If signed by the mayor, the bill would allow the director of the Department of Water Supply to declare a water shortage whenever the water supply becomes inadequate, whether from drought or mechanical water equipment breakdowns, and implement higher water rates in times of shortage.

Specific rates to be implemented during water shortages have not yet been set.

Councilors said those details will be worked out during council Budget and Finance Committee deliberations next term. Higher water shortage rates cannot be implemented until the council approves the rate charge.

read ... Rate Hikes

TAT?  Study Group Says Hire Consultant

CB: A working group that’s trying to figure out how just much hotel tax revenue the state should give the counties is planning to ask the Legislature for $150,000 next session so it can hire a consultant to help.

The 13-member group, created under a law passed last year, released its interim report to state lawmakers Friday.

The final report is due prior to the convening of the 2016 session. It’s expected to recommend to the Legislature the appropriate allocation of the transient accommodations tax revenues between the state and counties based on the division of duties and responsibilities between them.

PDF: Interim Report

read ... Study Group, Consultant, LOL

Walter Ritte, Anti-GMO Activists Hail Thugs Who Attacked Fishermen

MN: Nearly 50 people filled the courtroom in support of the men arraigned by 2nd Circuit Judge Joseph Cardoza. After the arraignment, the group gathered outside the courtroom to talk and rally behind the men.

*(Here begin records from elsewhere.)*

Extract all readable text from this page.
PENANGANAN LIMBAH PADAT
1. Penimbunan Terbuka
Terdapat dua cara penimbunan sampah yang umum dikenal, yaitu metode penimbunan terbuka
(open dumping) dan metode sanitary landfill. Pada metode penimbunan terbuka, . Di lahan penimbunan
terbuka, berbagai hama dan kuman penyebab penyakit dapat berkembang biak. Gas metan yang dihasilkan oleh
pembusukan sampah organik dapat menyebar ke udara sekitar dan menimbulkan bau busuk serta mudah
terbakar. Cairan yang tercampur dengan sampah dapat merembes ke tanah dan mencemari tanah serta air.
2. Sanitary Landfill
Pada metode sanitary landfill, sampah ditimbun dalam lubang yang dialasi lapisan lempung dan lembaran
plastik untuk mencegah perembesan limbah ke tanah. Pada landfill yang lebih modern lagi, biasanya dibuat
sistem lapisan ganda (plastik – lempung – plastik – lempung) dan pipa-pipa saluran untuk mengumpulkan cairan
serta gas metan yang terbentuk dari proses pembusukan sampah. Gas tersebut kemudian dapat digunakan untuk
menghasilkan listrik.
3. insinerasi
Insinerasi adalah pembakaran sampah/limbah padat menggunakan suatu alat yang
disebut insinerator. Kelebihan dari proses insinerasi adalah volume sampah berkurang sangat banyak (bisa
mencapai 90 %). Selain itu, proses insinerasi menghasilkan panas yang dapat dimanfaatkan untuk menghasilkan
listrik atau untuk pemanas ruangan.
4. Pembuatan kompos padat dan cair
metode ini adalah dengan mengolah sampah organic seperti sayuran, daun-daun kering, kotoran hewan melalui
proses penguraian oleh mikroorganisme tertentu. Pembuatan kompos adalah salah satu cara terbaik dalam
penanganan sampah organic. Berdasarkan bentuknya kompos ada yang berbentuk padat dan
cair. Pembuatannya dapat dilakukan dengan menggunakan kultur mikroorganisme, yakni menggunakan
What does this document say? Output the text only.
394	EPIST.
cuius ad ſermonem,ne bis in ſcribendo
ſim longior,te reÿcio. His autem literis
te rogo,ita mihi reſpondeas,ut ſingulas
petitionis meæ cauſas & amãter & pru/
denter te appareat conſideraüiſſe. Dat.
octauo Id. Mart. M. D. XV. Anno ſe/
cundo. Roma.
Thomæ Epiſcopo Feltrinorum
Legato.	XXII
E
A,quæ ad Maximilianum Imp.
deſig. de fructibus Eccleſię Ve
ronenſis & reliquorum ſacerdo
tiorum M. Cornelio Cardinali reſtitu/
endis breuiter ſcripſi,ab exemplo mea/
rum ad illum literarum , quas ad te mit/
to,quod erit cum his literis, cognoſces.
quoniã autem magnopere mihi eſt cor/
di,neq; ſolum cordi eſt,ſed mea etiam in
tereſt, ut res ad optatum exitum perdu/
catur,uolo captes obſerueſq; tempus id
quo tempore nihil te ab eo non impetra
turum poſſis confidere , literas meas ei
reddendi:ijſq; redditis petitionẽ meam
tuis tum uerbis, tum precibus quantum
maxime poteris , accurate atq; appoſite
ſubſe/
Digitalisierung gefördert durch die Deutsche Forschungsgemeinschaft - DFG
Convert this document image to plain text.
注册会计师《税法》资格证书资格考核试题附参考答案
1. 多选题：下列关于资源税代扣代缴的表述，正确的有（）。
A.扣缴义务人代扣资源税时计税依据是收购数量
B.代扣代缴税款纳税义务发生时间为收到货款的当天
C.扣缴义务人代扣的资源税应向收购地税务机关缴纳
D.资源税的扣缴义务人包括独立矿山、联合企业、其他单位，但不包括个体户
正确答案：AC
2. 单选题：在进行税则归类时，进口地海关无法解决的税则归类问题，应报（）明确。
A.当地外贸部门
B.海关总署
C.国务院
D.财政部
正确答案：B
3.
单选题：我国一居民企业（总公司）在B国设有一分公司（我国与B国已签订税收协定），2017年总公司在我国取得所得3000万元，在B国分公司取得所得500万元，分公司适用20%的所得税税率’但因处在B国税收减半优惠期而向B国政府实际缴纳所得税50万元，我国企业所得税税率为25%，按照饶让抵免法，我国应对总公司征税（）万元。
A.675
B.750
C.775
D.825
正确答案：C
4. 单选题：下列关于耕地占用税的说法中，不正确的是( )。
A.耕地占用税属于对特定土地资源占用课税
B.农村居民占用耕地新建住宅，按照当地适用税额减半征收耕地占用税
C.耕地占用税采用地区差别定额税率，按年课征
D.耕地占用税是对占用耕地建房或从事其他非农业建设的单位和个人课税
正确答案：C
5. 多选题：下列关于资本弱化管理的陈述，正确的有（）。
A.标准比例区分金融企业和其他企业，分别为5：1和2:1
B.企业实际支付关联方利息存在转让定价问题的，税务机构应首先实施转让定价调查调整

"This happening is a great way to highlight that people have been coming from different islands to Molokai to rape, pillage and raid our resources for the longest time," said (anti-GMO activist) Hanohano Naehu, a Molokai representative for the Aha Moku Advisory Committee, which assists the state Department of Land and Natural Resources with management. "For us on Molokai, these four individuals are heroes. All they were doing was protecting the resources for our families, for our communities, for our island."

(Question: Does anybody really believe that a few small boats from Oahu are depleting Molokai fisheries?  Really?)

The incident occurred May 25, when the men reportedly boarded the boat in waters off east Molokai. Dr. Daryl Wong, who is well-known for his diving and custom handcrafted spear guns on Oahu, and three others were on board. An altercation took place on the boat, where fishing equipment was damaged, officials said. One person was either shoved or fell overboard.

read ... Ritte's Thugs

NextEra to Drill for Natural Gas

IM: Bloomberg News (December 19, 2014) reported that “NextEra Energy Inc. (NEE) won approval from Florida regulators for its utility to skip the middleman and drill for its own natural gas.”

FP&L proposed investing nearly $50 million in a joint venture with Petroquest Energy Inc. to develop wells in southeastern Oklahoma’s Woodford shale.  Read more here: LINK

The Miami Herald reported that "Florida Power & Light wants to get into the natural gas fracking business." ...

The regulatory review took half a year to process. The Staff analysis was completed in November....

read ... Florida Power and Light moves into fuel production market

Russian Nuclear Bombers Again Buzz Guam--Unchallenged

FB: Russian strategic bombers conducted a third circumnavigation of the U.S. Pacific island of Guam last week as other bombers flew close to Alaska and Europe, defense officials said.

Two Tu-95 Bear H bombers made the flight around Guam, a key U.S. military hub in the western Pacific, on Dec. 13. No U.S. interceptor jets were dispatched to shadow the bombers.

Separately, two Canadian F-18s intercepted two Bear bombers that intruded into the Alaska air defense identification zone on Dec. 8 that a military spokesman called “unwanted, provocative, and potentially destabilizing.”

Around the same time in Europe, NATO jets intercepted Russian Tu-95 and Tu-22 Backfire bombers also conducting provocative flights.